Dentre as recomendações que o Conselho havia trabalhado estavam a redução do açúcar nos produtos alimentícios, sua rotulação adequada, a recomendação de menor consumo de alimentos industrializados, a determinação de alimentação orgânica tanto em escolas como em hospitais, além de uma preocupação central na superação da fome.
E um último elemento, que acho que vale a pena mencionar e mérito do trabalho do Consea, foi colocar que o uso de agrotóxicos tem que ter seu marco regulatório baseado nos direitos humanos.
Houve todo um trabalho do Conselho vinculado à segurança alimentar e no sentido da soberania alimentar. Segurança, relacionada à quantidade de alimentos, e soberania, relacionada à qualidade. E o que quer dizer qualidade? São alimentos livres de substâncias tóxicas. É uma tragédia vermos a extinção do Consea no momento em que o país está voltando para o Mapa da Fome.
Os efeitos da reestruturação
Como vejo isso em uma perspectiva mais ampla, pensando nessa reestruturação dos ministérios? Vemos que o ministério da Agricultura e Pecuária (Mapa) passa a ter entre suas atribuições cuidar da reforma agrária, da regularização fundiária de áreas rurais, da Amazônia legal, de terras indígenas e quilombolas.
Quando observamos tudo isso junto, como se fosse uma pauta única e submetida ao Ministério da Agricultura e Pecuária, é possível enxergar que não houve um retrocesso tão grande na legislação brasileira nem nos governos militares.
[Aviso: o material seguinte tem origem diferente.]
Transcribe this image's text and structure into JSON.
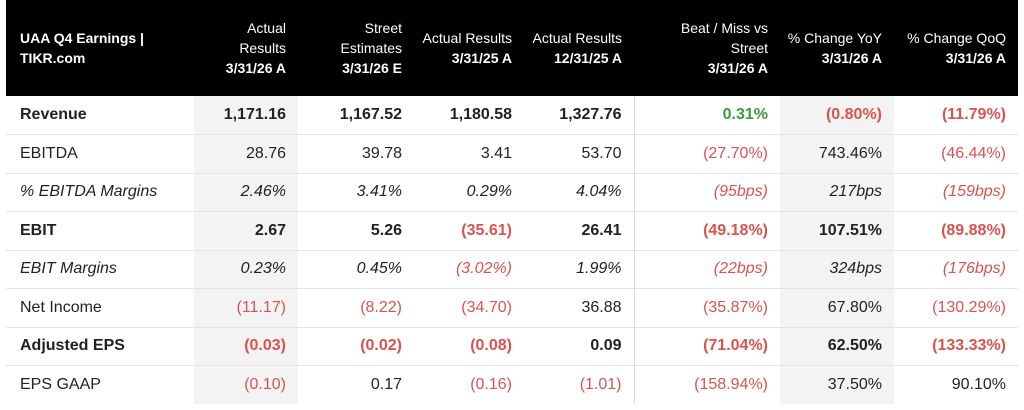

É a primeira vez na história recente do Brasil que não se reconhece que temos uma questão agrária no país. Os governos militares aprovaram em 1964 o Estatuto da Terra, dizendo textualmente que o Estado tem a obrigação de garantir o acesso à terra para quem nela vive e trabalha.
A gente está em um momento histórico que retrocede inclusive em medidas reconhecidas nos governos militares. Quando vemos outros ministérios, como o do Desenvolvimento Regional, observamos nessa pasta a política nacional de recursos hídricos e também a política nacional de segurança hídrica.
Como podemos pensar em segurança hídrica se ela está subordinada à ideia do desenvolvimento? Qual a leitura que podemos fazer dessa reorganização ministerial? Há uma distorção nessa organização na medida em que a justiça humana e ambiental estão subordinadas aos interesses econômicos.
Consea: de coração a apêndice
Para usar uma metáfora, o Consea era o coração na Presidência da República e se tornou um apêndice. Enquanto nossa Constituição reza em seus princípios básicos a soberania, a cidadania, a prevalência dos direitos humanos, a erradicação da pobreza, a redução das desigualdades sociais, é isso que está nos nossos princípios fundamentais e portanto os ganhos econômicos não estão acima dos direitos humanos. Quando enxergamos essa reestruturação dos ministérios vemos os direitos humanos subordinados ao interesse econômico.
O salto para frente e o salto para trás
O Consea deu um salto, no início a ideia era a segurança alimentar, o acesso a todas essas medidas populares dos últimos anos como o bolsa Família, para superar esse momento da fome, e de fato conseguiu. Inclusive o antigo Ministério do Desenvolvimento Social tinha um mapeamento mostrando como essas políticas permitiram a superação da fome. Em um primeiro momento houve a questão da segurança alimentar e depois a "cereja do bolo", a soberania alimentar.
Por que cereja do bolo? Só chegamos nesse nível de excelência, diria, de discutir a qualidade, alimentos livres de substâncias tóxicas, porque tínhamos resolvido o problema da fome. Agora estamos dois passos atrás, não vamos conseguir discutir a soberania porque as pessoas sequer estão comendo. É um abismo atrás do que deveríamos estar.